La sagesse hollywoodienne voudrait alors que les deux auteurs célèbrent l'innocence préservée de leur condition de semi-sauvages, ainsi que la noblesse des ancestrales règles de conduite qu'ils continuent d'appliquer. Mais le facétieux Michael Ritchie esquive audacieusement cette facilité en préférant nous livrer d'eux une image souvent grotesque et finalement aussi peu flatteuse que celle brossée en parallèle de leurs contemporains. En résumé, semble dire Ritchie, peut-être ne sommes-nous pas des modèles de vertu et de discernement, mais nos ancêtre ne valaient de toute façon guère mieux, ceux-ci étant au moins aussi bêtes que nous et visiblement un peu plus barbares … une dernière considération que le final tend toutefois très ironiquement à infirmer !

Drôle de message donc pour un blockbuster estival, lequel, une petite dizaine d'années plus tôt, aurait peut-être pu rencontrer quelques échos positifs auprès du public et de la critique mais qui, arrivant à l'aube des conformistes années 80, avait bien peu de chance de séduire les foules en masse. Sanglant, sarcastique, déstabilisant et moyennement porté sur l'action, L'ILE SANGLANTE se ramassa assez logiquement royalement au box-office mondial, entrainant dans son naufrage les carrières et réputations de ses principaux instigateurs.

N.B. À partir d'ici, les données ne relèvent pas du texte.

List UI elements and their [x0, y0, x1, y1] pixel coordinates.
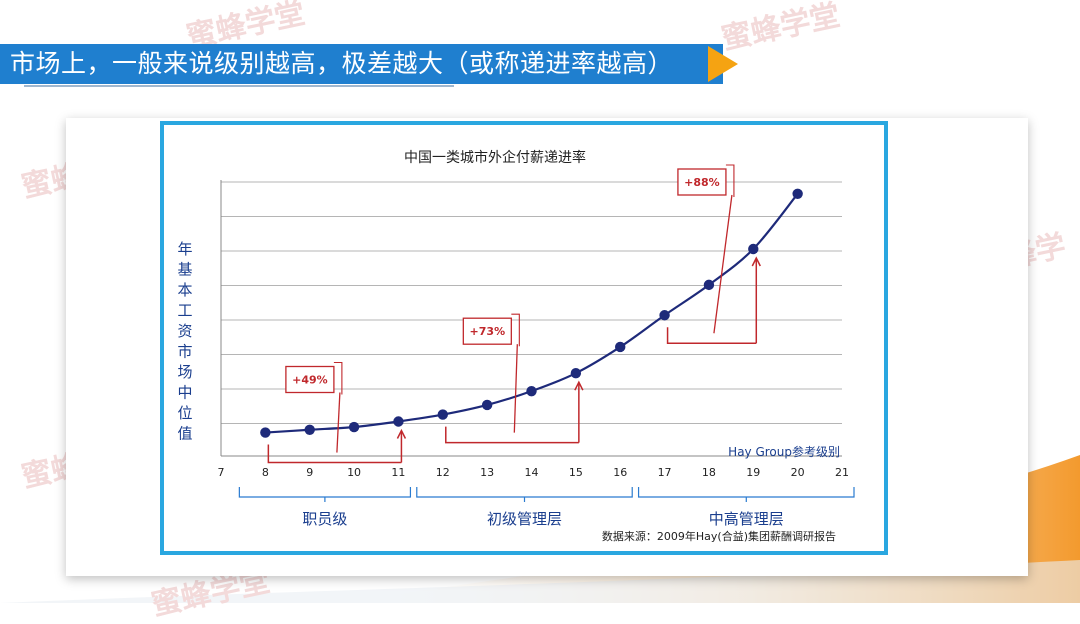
x-axis-label: Hay Group参考级别 [728, 444, 840, 459]
data-point [526, 385, 537, 397]
annotation-arrowhead [574, 380, 584, 391]
page-title: 市场上，一般来说级别越高，极差越大（或称递进率越高） [10, 49, 674, 78]
data-points [260, 188, 803, 438]
group-label: 中高管理层 [709, 510, 784, 528]
annotation-box [677, 168, 727, 196]
x-tick-label: 13 [480, 466, 494, 479]
annotation-box-edge [725, 164, 735, 197]
data-point [703, 279, 715, 291]
y-axis-label-char: 中 [177, 384, 192, 402]
x-tick-label: 12 [436, 466, 450, 479]
y-axis-label-char: 基 [177, 261, 192, 279]
title-underline [24, 85, 454, 87]
annotation-box-edge [511, 313, 520, 347]
x-tick-label: 11 [391, 466, 405, 479]
chart-title: 中国一类城市外企付薪递进率 [404, 149, 586, 166]
annotation-label: +49% [292, 374, 328, 387]
header-arrow-icon [708, 46, 738, 82]
annotation-label: +88% [684, 176, 720, 189]
x-tick-label: 19 [746, 466, 760, 479]
x-tick-label: 20 [791, 466, 805, 479]
annotation-box [285, 365, 335, 394]
annotation-label: +73% [470, 325, 506, 338]
annotation-bracket [666, 327, 757, 344]
data-point [304, 424, 315, 435]
annotation-leader [513, 344, 518, 433]
x-tick-label: 21 [835, 466, 849, 479]
annotations: +49% +73% +88% [267, 164, 761, 464]
y-axis-label-char: 值 [177, 425, 192, 443]
source-note: 数据来源：2009年Hay(合益)集团薪酬调研报告 [602, 529, 836, 543]
data-point [748, 243, 759, 255]
annotation-bracket [445, 426, 579, 444]
x-tick-label: 14 [525, 466, 539, 479]
x-tick-label: 9 [306, 466, 313, 479]
data-point [260, 427, 271, 438]
group-bracket [416, 487, 633, 498]
x-tick-labels: 7 8 9 10 11 12 13 14 15 16 17 18 19 20 21 [218, 466, 850, 479]
data-point [437, 409, 448, 420]
group-bracket [238, 487, 412, 498]
y-axis-label-char: 市 [177, 343, 192, 361]
series-curve [265, 193, 799, 434]
group-label: 初级管理层 [487, 510, 562, 528]
data-point [570, 368, 582, 379]
data-point [348, 421, 360, 433]
data-point [481, 399, 493, 411]
axes [220, 180, 842, 457]
data-point [792, 188, 803, 199]
annotation-leader [713, 194, 733, 334]
x-tick-label: 17 [658, 466, 672, 479]
annotation-leader [336, 392, 341, 453]
x-tick-label: 10 [347, 466, 361, 479]
group-label: 职员级 [302, 510, 347, 528]
gridlines [221, 181, 842, 424]
x-tick-label: 16 [613, 466, 627, 479]
x-tick-label: 8 [262, 466, 269, 479]
annotation-box-edge [333, 361, 343, 395]
level-groups: 职员级 初级管理层 中高管理层 [238, 487, 855, 528]
chart-frame [160, 121, 888, 555]
data-point [393, 416, 404, 427]
annotation-arrowhead [751, 256, 761, 267]
data-point [659, 310, 670, 321]
y-axis-label-char: 本 [177, 281, 192, 299]
x-tick-label: 15 [569, 466, 583, 479]
y-axis-label-char: 年 [177, 240, 192, 258]
y-axis-label-char: 工 [177, 302, 192, 320]
y-axis-label-char: 资 [177, 322, 192, 340]
data-point [615, 341, 626, 353]
y-axis-label-char: 位 [177, 404, 192, 422]
series-line [265, 193, 799, 434]
annotation-box [462, 317, 512, 345]
x-tick-label: 7 [218, 466, 225, 479]
header-bar [0, 44, 723, 84]
annotation-arrowhead [396, 428, 407, 439]
annotation-bracket [267, 444, 402, 464]
group-bracket [637, 487, 855, 498]
x-tick-label: 18 [702, 466, 716, 479]
y-axis-label-char: 场 [177, 363, 192, 381]
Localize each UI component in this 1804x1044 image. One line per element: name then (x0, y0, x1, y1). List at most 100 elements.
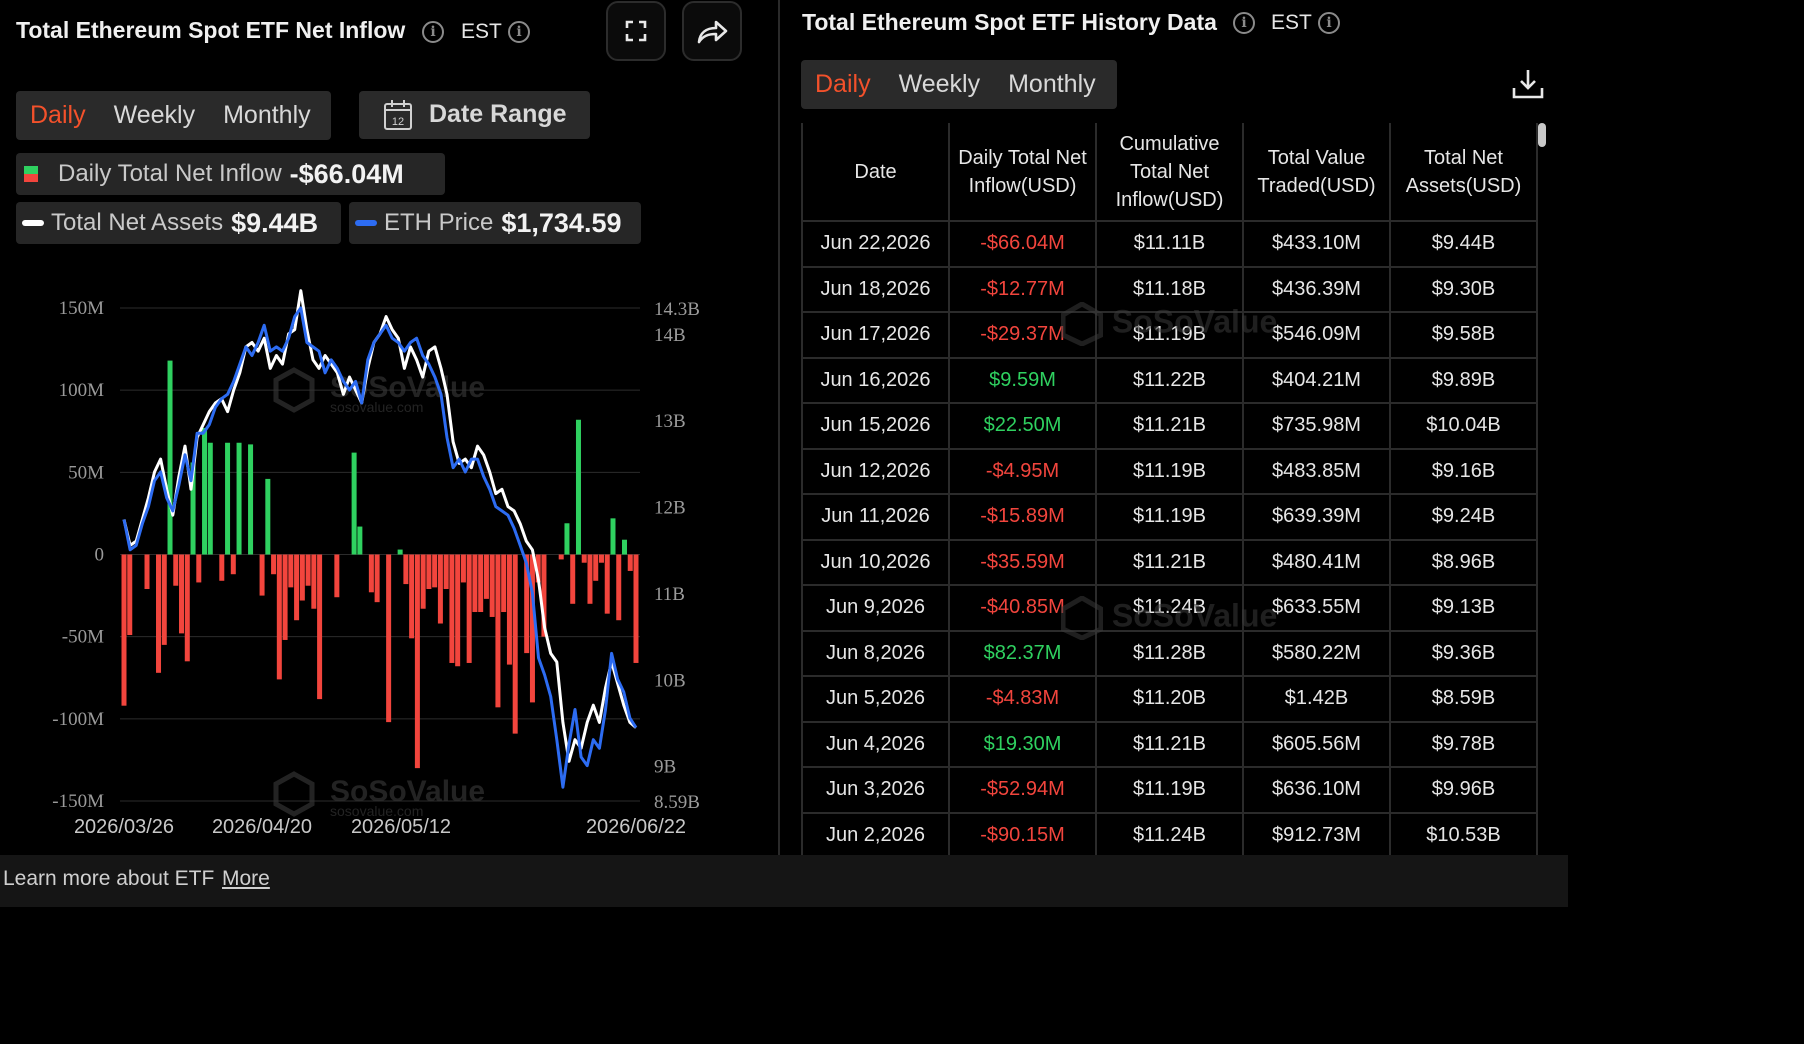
tab-daily[interactable]: Daily (815, 70, 871, 98)
y-right-tick-label: 14.3B (654, 299, 700, 320)
cell-net-assets: $9.24B (1390, 494, 1538, 541)
inflow-bar (167, 360, 173, 555)
tab-weekly[interactable]: Weekly (898, 70, 981, 98)
legend-inflow: Daily Total Net Inflow -$66.04M (16, 153, 445, 195)
table-row[interactable]: Jun 8,2026 $82.37M $11.28B $580.22M $9.36B (801, 630, 1538, 677)
tab-weekly[interactable]: Weekly (113, 101, 196, 129)
assets-legend-label: Total Net Assets (51, 209, 224, 236)
cell-daily-net-inflow: -$4.95M (949, 448, 1097, 495)
inflow-bar (271, 554, 277, 575)
inflow-bar (397, 549, 403, 555)
inflow-bar (633, 554, 639, 663)
inflow-bar (403, 554, 409, 585)
cell-daily-net-inflow: -$35.59M (949, 539, 1097, 586)
table-scrollbar-thumb[interactable] (1538, 123, 1546, 147)
y-right-tick-label: 13B (654, 411, 686, 432)
table-row[interactable]: Jun 10,2026 -$35.59M $11.21B $480.41M $8.96B (801, 539, 1538, 586)
table-row[interactable]: Jun 3,2026 -$52.94M $11.19B $636.10M $9.96B (801, 767, 1538, 814)
table-row[interactable]: Jun 5,2026 -$4.83M $11.20B $1.42B $8.59B (801, 676, 1538, 723)
cell-value-traded: $436.39M (1243, 266, 1391, 313)
tab-monthly[interactable]: Monthly (223, 101, 311, 129)
calendar-day: 12 (392, 116, 404, 128)
inflow-bar (524, 554, 530, 654)
inflow-bar (570, 554, 576, 604)
timezone-label: EST (1271, 11, 1312, 34)
table-row[interactable]: Jun 22,2026 -$66.04M $11.11B $433.10M $9.44B (801, 221, 1538, 268)
cell-cumulative-inflow: $11.21B (1096, 403, 1244, 450)
inflow-chart[interactable]: 150M 100M 50M 0 -50M -100M -150M 14.3B 14B 13B 12B… (0, 280, 778, 855)
cell-date: Jun 3,2026 (801, 767, 950, 814)
eth-price-line (122, 306, 638, 789)
fullscreen-icon (625, 20, 647, 42)
cell-net-assets: $8.59B (1390, 676, 1538, 723)
table-row[interactable]: Jun 9,2026 -$40.85M $11.24B $633.55M $9.13B (801, 585, 1538, 632)
more-link[interactable]: More (222, 867, 270, 890)
price-legend-value: $1,734.59 (501, 207, 622, 238)
watermark-domain-text: sosovalue.com (330, 803, 423, 819)
price-legend-swatch (355, 220, 377, 226)
table-row[interactable]: Jun 4,2026 $19.30M $11.21B $605.56M $9.78B (801, 721, 1538, 768)
inflow-bar (495, 554, 501, 708)
inflow-bar (317, 554, 323, 700)
table-row[interactable]: Jun 12,2026 -$4.95M $11.19B $483.85M $9.16B (801, 448, 1538, 495)
download-icon[interactable] (1510, 66, 1546, 102)
inflow-bar (219, 554, 225, 581)
history-table-container[interactable]: Date Daily Total Net Inflow(USD) Cumulat… (801, 123, 1538, 855)
timezone-info-icon[interactable]: i (1318, 12, 1340, 34)
y-right-tick-label: 10B (654, 670, 686, 691)
fullscreen-button[interactable] (606, 1, 666, 61)
table-row[interactable]: Jun 17,2026 -$29.37M $11.19B $546.09M $9.58B (801, 312, 1538, 359)
inflow-bar (161, 554, 167, 645)
cell-net-assets: $9.16B (1390, 448, 1538, 495)
inflow-bar (483, 554, 489, 599)
inflow-bar (368, 554, 374, 593)
tab-monthly[interactable]: Monthly (1008, 70, 1096, 98)
inflow-bar (121, 554, 127, 706)
inflow-bar (478, 554, 484, 613)
info-icon[interactable]: i (1233, 12, 1255, 34)
cell-date: Jun 9,2026 (801, 585, 950, 632)
table-row[interactable]: Jun 11,2026 -$15.89M $11.19B $639.39M $9.24B (801, 494, 1538, 541)
y-left-tick-label: -150M (52, 791, 104, 812)
table-scrollbar[interactable] (1538, 123, 1546, 855)
y-left-tick-label: 100M (59, 380, 105, 401)
inflow-bar (144, 554, 150, 590)
inflow-bar (311, 554, 317, 609)
inflow-bar (299, 554, 305, 601)
share-button[interactable] (682, 1, 742, 61)
footer-text: Learn more about ETF (3, 867, 215, 890)
table-row[interactable]: Jun 18,2026 -$12.77M $11.18B $436.39M $9.30B (801, 266, 1538, 313)
table-row[interactable]: Jun 2,2026 -$90.15M $11.24B $912.73M $10.53B (801, 812, 1538, 855)
cell-date: Jun 11,2026 (801, 494, 950, 541)
cell-date: Jun 10,2026 (801, 539, 950, 586)
info-icon[interactable]: i (422, 21, 444, 43)
inflow-chart-svg: 150M 100M 50M 0 -50M -100M -150M 14.3B 14B 13B 12B… (52, 289, 700, 838)
inflow-bar (512, 554, 518, 734)
cell-cumulative-inflow: $11.19B (1096, 494, 1244, 541)
timezone-info-icon[interactable]: i (508, 21, 530, 43)
price-legend-label: ETH Price (384, 209, 494, 236)
inflow-bar (621, 539, 627, 555)
inflow-bar (305, 554, 311, 586)
inflow-bar (420, 554, 426, 609)
date-range-button[interactable]: 12 Date Range (359, 91, 590, 139)
y-right-tick-label: 11B (654, 584, 685, 605)
inflow-bar (489, 554, 495, 617)
cell-net-assets: $9.78B (1390, 721, 1538, 768)
cell-daily-net-inflow: -$66.04M (949, 221, 1097, 268)
table-row[interactable]: Jun 15,2026 $22.50M $11.21B $735.98M $10.04B (801, 403, 1538, 450)
tab-daily[interactable]: Daily (30, 101, 86, 129)
table-row[interactable]: Jun 16,2026 $9.59M $11.22B $404.21M $9.89B (801, 357, 1538, 404)
cell-date: Jun 18,2026 (801, 266, 950, 313)
cell-date: Jun 5,2026 (801, 676, 950, 723)
net-inflow-panel: Total Ethereum Spot ETF Net Inflow i EST… (0, 0, 778, 855)
inflow-bar (610, 518, 616, 555)
inflow-bar (455, 554, 461, 667)
y-right-tick-label: 9B (654, 757, 676, 778)
cell-value-traded: $639.39M (1243, 494, 1391, 541)
cell-daily-net-inflow: -$40.85M (949, 585, 1097, 632)
y-left-tick-label: 50M (68, 462, 104, 483)
y-right-tick-label: 14B (654, 325, 686, 346)
cell-cumulative-inflow: $11.21B (1096, 721, 1244, 768)
share-icon (697, 20, 728, 44)
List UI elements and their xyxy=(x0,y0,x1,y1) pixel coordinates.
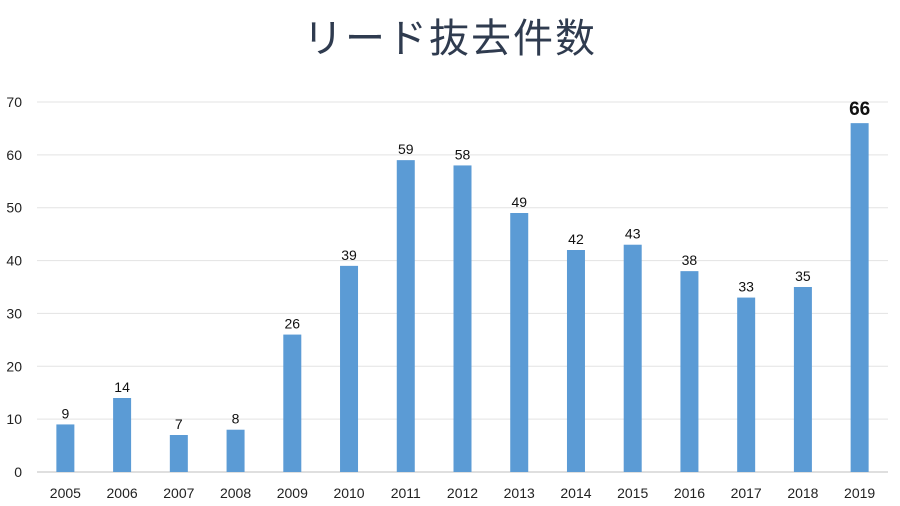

L'ILE SANGLANTE est un titre longtemps demeuré inédit en DVD. Un oubli peu surprenant étant donné l'insuccès retentissant du film et sa médiocre réputation, mais triplement réparée voilà déjà quelques années, via une première édition venue d'Australie, une seconde proposée par nos voisins teutons en 2008 et une troisième sortie au Danemark un an plus tard. Depuis le 27 juillet dernier, son studio géniteur, l'Universal, semble enfin croire en la possibilité de récupérer quelques dollars sur ce titre et L'ILE SANGLANTE se trouve donc disponible en Zone 1 dans une collection intitulée Vault Universal Series. Pas d'emballement toutefois chez les rares intéressés par ce titre : il s'agit d'une édition gravée «sur demande». Aussi, inutile d'espérer la moindre interactivité. Pas l'ombre d'une petite bande-annonce ou de filmographie, pas d'option linguistique, pas même de menu–titre. Passé l'avertissement anti-piraterie du Federal Bureau of Investigation, le film démarre directement. A partir de là, branchez vos sonotones si vous êtes un peu dur des écoutilles car l'unique piste sonore anglaise, servie en Dolby Digital 2.0, s'avère plutôt étouffée.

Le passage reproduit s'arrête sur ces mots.